Lors de la première session de l'assemblée, l'avocat Ali Pangalian Balindong, ancien membre du Congrès de la province de Lanao del Sur à Mindanao, a été nommé président du parlement de la région autonome Bangsamoro en Mindanao musulmane (ARMM).
Le Premier ministre du ARMM, Al-Hajj Murad Ebrahim, ainsi que des responsables de la Fondation d'aide humanitaire de l'IHH basée à Istanbul et Huseyin Oruc, membre du Comité de suivi du processus de paix de Moro, ont également assisté à cette session.
Oruc a déclaré à l'Agence Anadolu (AA) qu'Ebrahim, nommé par le président philippin, Rodrigo Duterte, assurerait l’administration de l’ Autorité de transition de Bangsamoro (BTA), le gouvernement régional intérimaire de la Région autonome de Bangsamoro, d’ici 2022.
La BTA compte 80 membres, dont 41 sont affiliés au Front Moro islamique de libération (FMIL) et 39 ont été nommés par le gouvernement central, a indiqué Oruc.
La BTA détient le pouvoir législatif et exécutif dans la région, tandis que le gouvernement central conservera sa position principale dans la structure nationale et constitutionnelle, y compris les portefeuilles sensibles de la défense et des affaires étrangères.

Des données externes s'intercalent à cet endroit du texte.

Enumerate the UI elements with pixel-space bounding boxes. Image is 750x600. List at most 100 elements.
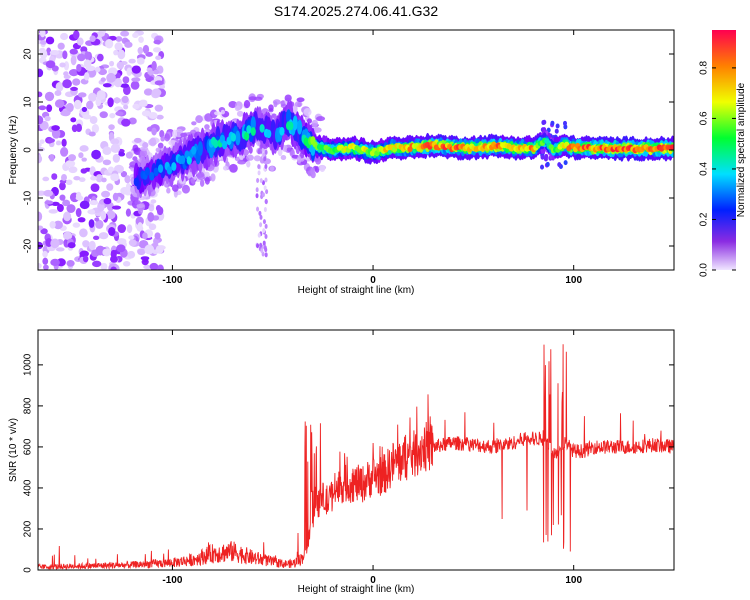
spectrogram-cell <box>49 154 55 162</box>
spectrogram-cell <box>143 264 152 270</box>
spectrogram-cell <box>155 245 164 254</box>
spectrogram-cell <box>48 209 58 214</box>
spectrogram-cell <box>40 228 48 235</box>
page-title: S174.2025.274.06.41.G32 <box>274 3 438 19</box>
spectrogram-cell <box>160 136 165 142</box>
spectrogram-cell <box>51 173 58 180</box>
spectrogram-cell <box>107 97 114 108</box>
spectrogram-ridge-cell <box>186 156 192 165</box>
spectrogram-cell <box>236 110 244 117</box>
spectrogram-cell <box>65 160 76 168</box>
spectrogram-cell <box>542 119 547 125</box>
spectrogram-ridge-cell <box>244 132 250 141</box>
spectrogram-cell <box>102 146 112 156</box>
spectrogram-cell <box>137 47 144 55</box>
spectrogram-cell <box>79 145 89 152</box>
spectrogram-cell <box>89 116 98 125</box>
spectrogram-cell <box>153 238 159 245</box>
spectrogram-cell <box>264 247 268 253</box>
spectrogram-cell <box>151 60 157 71</box>
spectrogram-cell <box>316 116 326 122</box>
spectrogram-cell <box>199 179 205 187</box>
spectrogram-cell <box>38 211 43 222</box>
spectrogram-cell <box>310 167 316 176</box>
spectrogram-cell <box>63 211 72 222</box>
spectrogram-cell <box>82 255 89 263</box>
spectrogram-cell <box>68 154 76 162</box>
spectrogram-cell <box>76 64 82 72</box>
spectrogram-cell <box>115 111 124 116</box>
spectrogram-cell <box>262 219 266 225</box>
spectrogram-cell <box>110 173 120 182</box>
spectrogram-cell <box>106 210 116 220</box>
spectrogram-cell <box>55 140 62 146</box>
colorbar-tick-label: 0.2 <box>699 212 710 226</box>
spectrogram-cell <box>101 177 107 183</box>
spectrogram-cell <box>67 242 76 249</box>
spectrogram-cell <box>88 131 96 137</box>
spectrogram-cell <box>68 69 79 77</box>
spectrogram-ytick-label: 0 <box>23 147 34 153</box>
snr-ytick-label: 1000 <box>23 353 34 376</box>
spectrogram-cell <box>131 65 141 74</box>
spectrogram-cell <box>131 77 141 82</box>
spectrogram-cell <box>38 68 44 78</box>
spectrogram-cell <box>204 113 213 122</box>
spectrogram-ridge-cell <box>544 138 550 144</box>
spectrogram-cell <box>73 175 81 181</box>
spectrogram-cell <box>294 100 303 108</box>
snr-frame <box>37 329 675 571</box>
spectrogram-cell <box>98 232 109 240</box>
spectrogram-cell <box>220 109 225 115</box>
spectrogram-cell <box>114 42 123 51</box>
spectrogram-cell <box>126 67 133 77</box>
spectrogram-ytick-label: 20 <box>23 48 34 60</box>
spectrogram-cell <box>63 231 73 240</box>
spectrogram-cell <box>260 248 264 254</box>
spectrogram-cell <box>153 39 162 45</box>
spectrogram-cell <box>284 94 292 102</box>
spectrogram-cell <box>263 185 267 191</box>
spectrogram-cell <box>149 262 159 270</box>
spectrogram-cell <box>258 210 262 216</box>
spectrogram-xtick-label: 0 <box>370 275 376 286</box>
spectrogram-cell <box>38 154 43 164</box>
spectrogram-cell <box>113 97 121 104</box>
spectrogram-cell <box>100 77 106 82</box>
spectrogram-ridge-cell <box>153 167 159 177</box>
colorbar-gradient <box>712 30 736 270</box>
spectrogram-cell <box>264 177 268 183</box>
spectrogram-cell <box>265 189 269 195</box>
spectrogram-cell <box>253 155 261 162</box>
spectrogram-cell <box>563 160 568 166</box>
spectrogram-cell <box>68 166 78 174</box>
spectrogram-cell <box>78 177 86 183</box>
spectrogram-cell <box>70 86 78 91</box>
spectrogram-cell <box>59 194 66 201</box>
spectrogram-cell <box>132 32 139 39</box>
spectrogram-ridge-cell <box>279 126 285 136</box>
spectrogram-cell <box>80 168 88 174</box>
spectrogram-cell <box>296 155 302 164</box>
spectrogram-cell <box>261 192 265 198</box>
snr-xtick-label: 0 <box>370 575 376 586</box>
spectrogram-ridge-cell <box>230 133 237 142</box>
spectrogram-cell <box>83 59 92 69</box>
snr-ytick-label: 0 <box>23 567 34 573</box>
spectrogram-cell <box>84 51 91 60</box>
spectrogram-cell <box>110 138 120 145</box>
spectrogram-cell <box>96 53 104 62</box>
spectrogram-cell <box>262 228 266 234</box>
spectrogram-ridge-cell <box>180 155 186 165</box>
spectrogram-ytick-label: -20 <box>23 238 34 253</box>
spectrogram-ridge-cell <box>259 124 265 133</box>
spectrogram-cell <box>118 151 126 157</box>
spectrogram-cell <box>110 266 117 270</box>
spectrogram-cell <box>142 232 148 240</box>
spectrogram-cell <box>124 175 131 184</box>
spectrogram-cell <box>128 117 137 125</box>
spectrogram-cell <box>62 50 68 60</box>
spectrogram-cell <box>42 257 49 265</box>
spectrogram-ridge-cell <box>197 141 203 157</box>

Plus tôt cette année, un référendum historique a eu lieu dans le sud de Mindanao pour accorder l'autonomie aux musulmans Moros.
La session parlementaire de vendredi a également vu l'élection de Khalifa Nando comme gouverneur de la région autonome, a déclaré Oruc.
Gouvernement autonome:
Des tribunaux islamiques seront mis en place dans la région nouvellement créée, le gouvernement central transférant l'autorité administrative de Mindanao au gouvernement de Bangsamoro.
Les eaux territoriales de la région de Bangsamoro, quant à elles, seront gérées à la fois par le gouvernement central et le gouvernement régional, ce dernier étant responsable de la gestion des ressources énergétiques locales.
Les musulmans seront libres de gérer leurs affaires personnelles comme bon leur semble, mais resteront liés aux Philippines en matière de politique étrangère, avec toutefois une certaine souplesse.
Les anciens combattants du FMIL et du Front Moro de libération nationale (FNLM) seront éligibles pour rejoindre les forces armées officielles.